Assurez-vous d’arriver dès l’ouverture à 16 heures pour éviter une situation similaire à celle de Seinfeld, où la pâtisserie préférée de Jerry Seinfeld est prise par un couple qui arrive juste avant lui. Ils prennent le dernier babka! Dans les années 1990, le public américain a été initié à cette brioche festive, faite à partir des restes de pâte de hallah, un pain traditionnel juif, et habituellement garnie de confiture et de cannelle avant d’être tressée et cuite. Cette brioche est l’équivalent du panettone pour les juifs d’Europe Centrale. Au XXe siècle, la communauté ashkénaze de New York a substitué la confiture par du Nutella dans la recette de babka.
Toutefois, la babka de la boulangerie dite « Pains », qui est une microboulangerie biologique établie en 2022 dans le 19ème arrondissement de Paris, n’utilise pas du Nutella. Elle incorpore à la place un mélange de chocolat noir fondu, beurre de ferme, sucre roux et des noisettes italiennes torréfiées. La pâte à brioche est préparée tôt le matin (car l’établissement ne possède pas de chambre froide) à partir de levain naturel et de farine complète T80. Le temps de fermentation prolongé de la pâte améliore les arômes, ce qui donne à la brioche sa saveur complexe et persistante.
Lorsque les babkas sont retirées du four, une activité qui coïncide avec la sortie des écoles, leur arôme s’épand jusqu’à Melun, une odeur qui pousserait sans doute Jerry Seinfeld à sauter dans le premier vol pour Paris.

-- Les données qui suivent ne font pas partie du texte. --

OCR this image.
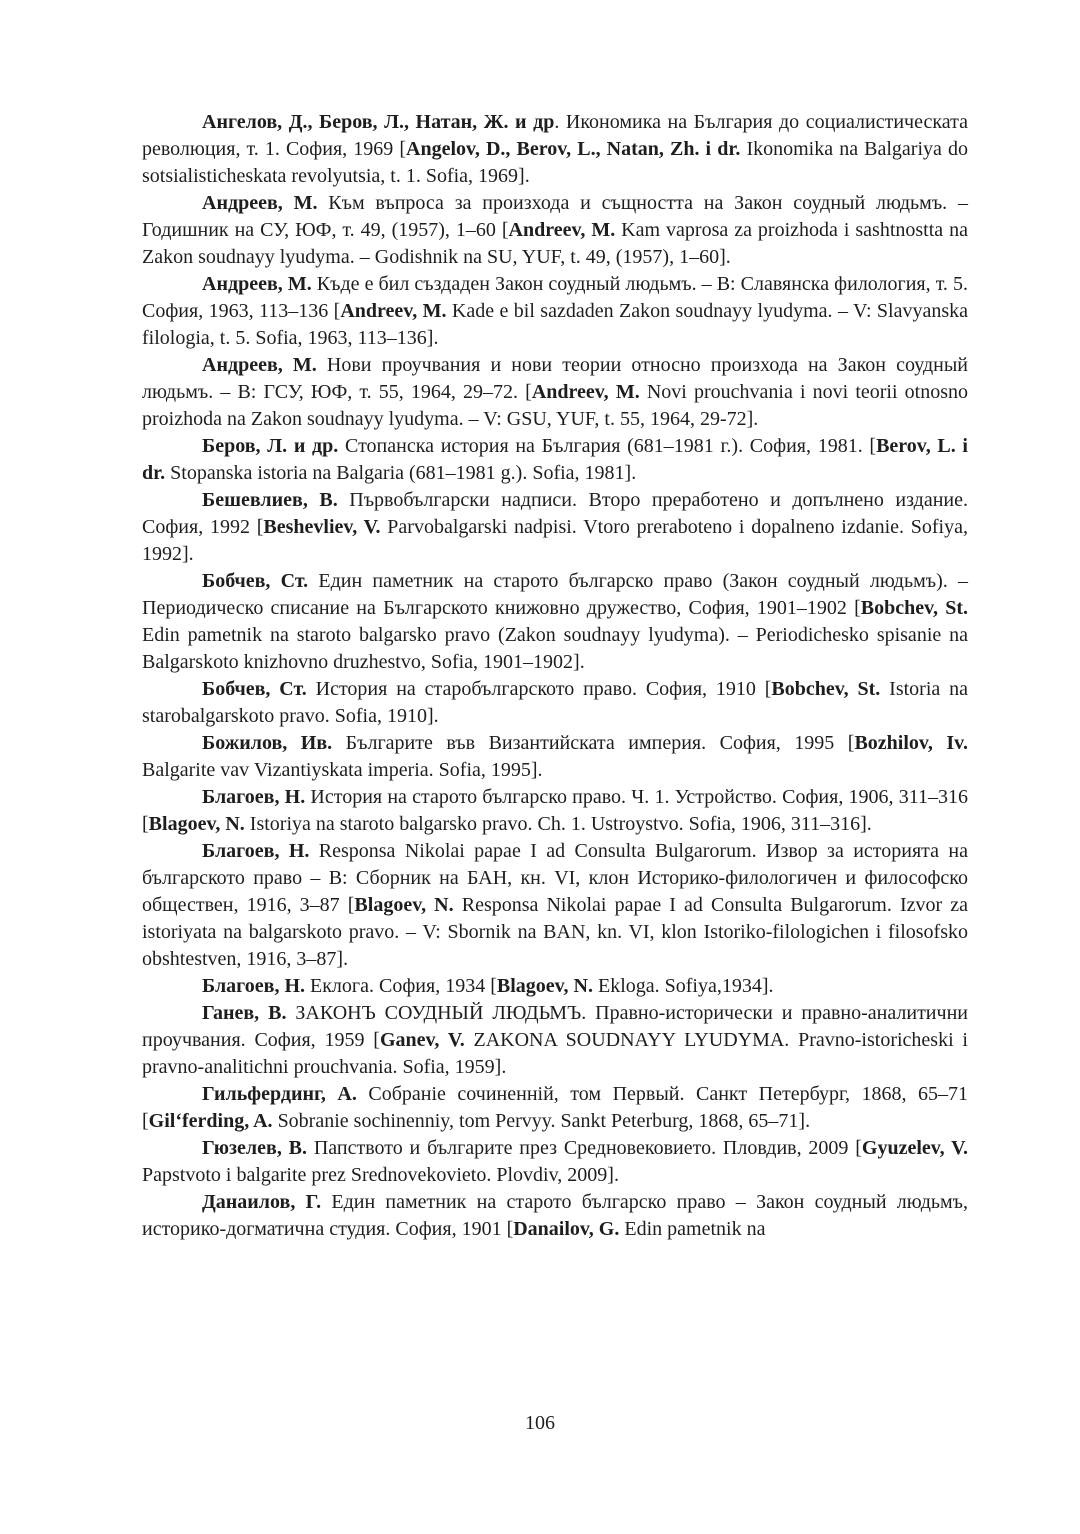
Ангелов, Д., Беров, Л., Натан, Ж. и др. Икономика на България до социалистическата революция, т. 1. София, 1969 [Angelov, D., Berov, L., Natan, Zh. i dr. Ikonomika na Balgariya do sotsialisticheskata revolyutsia, t. 1. Sofia, 1969].

Андреев, М. Към въпроса за произхода и същността на Закон соудный людьмъ. – Годишник на СУ, ЮФ, т. 49, (1957), 1–60 [Andreev, M. Kam vaprosa za proizhoda i sashtnostta na Zakon soudnayy lyudyma. – Godishnik na SU, YUF, t. 49, (1957), 1–60].

Андреев, М. Къде е бил създаден Закон соудный людьмъ. – В: Славянска филология, т. 5. София, 1963, 113–136 [Andreev, M. Kade e bil sazdaden Zakon soudnayy lyudyma. – V: Slavyanska filologia, t. 5. Sofia, 1963, 113–136].

Андреев, М. Нови проучвания и нови теории относно произхода на Закон соудный людьмъ. – В: ГСУ, ЮФ, т. 55, 1964, 29–72. [Andreev, M. Novi prouchvania i novi teorii otnosno proizhoda na Zakon soudnayy lyudyma. – V: GSU, YUF, t. 55, 1964, 29-72].

Беров, Л. и др. Стопанска история на България (681–1981 г.). София, 1981. [Berov, L. i dr. Stopanska istoria na Balgaria (681–1981 g.). Sofia, 1981].

Бешевлиев, В. Първобългарски надписи. Второ преработено и допълнено издание. София, 1992 [Beshevliev, V. Parvobalgarski nadpisi. Vtoro preraboteno i dopalneno izdanie. Sofiya, 1992].

Бобчев, Ст. Един паметник на старото българско право (Закон соудный людьмъ). – Периодическо списание на Българското книжовно дружество, София, 1901–1902 [Bobchev, St. Edin pametnik na staroto balgarsko pravo (Zakon soudnayy lyudyma). – Periodichesko spisanie na Balgarskoto knizhovno druzhestvo, Sofia, 1901–1902].

Бобчев, Ст. История на старобългарското право. София, 1910 [Bobchev, St. Istoria na starobalgarskoto pravo. Sofia, 1910].

Божилов, Ив. Българите във Византийската империя. София, 1995 [Bozhilov, Iv. Balgarite vav Vizantiyskata imperia. Sofia, 1995].

Благоев, Н. История на старото българско право. Ч. 1. Устройство. София, 1906, 311–316 [Blagoev, N. Istoriya na staroto balgarsko pravo. Ch. 1. Ustroystvo. Sofia, 1906, 311–316].

Благоев, Н. Responsa Nikolai papae I ad Consulta Bulgarorum. Извор за историята на българското право – В: Сборник на БАН, кн. VI, клон Историко-филологичен и философско обществен, 1916, 3–87 [Blagoev, N. Responsa Nikolai papae I ad Consulta Bulgarorum. Izvor za istoriyata na balgarskoto pravo. – V: Sbornik na BAN, kn. VI, klon Istoriko-filologichen i filosofsko obshtestven, 1916, 3–87].

Благоев, Н. Еклога. София, 1934 [Blagoev, N. Ekloga. Sofiya,1934].

Ганев, В. ЗАКОНЪ СОУДНЫЙ ЛЮДЬМЪ. Правно-исторически и правно-аналитични проучвания. София, 1959 [Ganev, V. ZAKONA SOUDNAYY LYUDYMA. Pravno-istoricheski i pravno-analitichni prouchvania. Sofia, 1959].

Гильфердинг, А. Собранie сочиненнiй, том Первый. Санкт Петербург, 1868, 65–71 [Gil‘ferding, A. Sobranie sochinenniy, tom Pervyy. Sankt Peterburg, 1868, 65–71].

Гюзелев, В. Папството и българите през Средновековието. Пловдив, 2009 [Gyuzelev, V. Papstvoto i balgarite prez Srednovekovieto. Plovdiv, 2009].

Данаилов, Г. Един паметник на старото българско право – Закон соудный людьмъ, историко-догматична студия. София, 1901 [Danailov, G. Edin pametnik na

106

L’humoriste américain serait frappé par la teinte bistre des babkas françaises, une particularité qui n’est pas encore familière à tous les gourmets (« Vous n’avez rien de blanc ici? », a demandé une dame en regardant par la porte). Il prendrait une bouchée de cette babka, sa texture solide et moelleuse lui rappelant une époque révolue. « J’ai des clientes âgées qui me disent que ma brioche leur évoque leur enfance », confie Vanessa Dezallé, la boulangère, tout en portant son tablier rose enfariné.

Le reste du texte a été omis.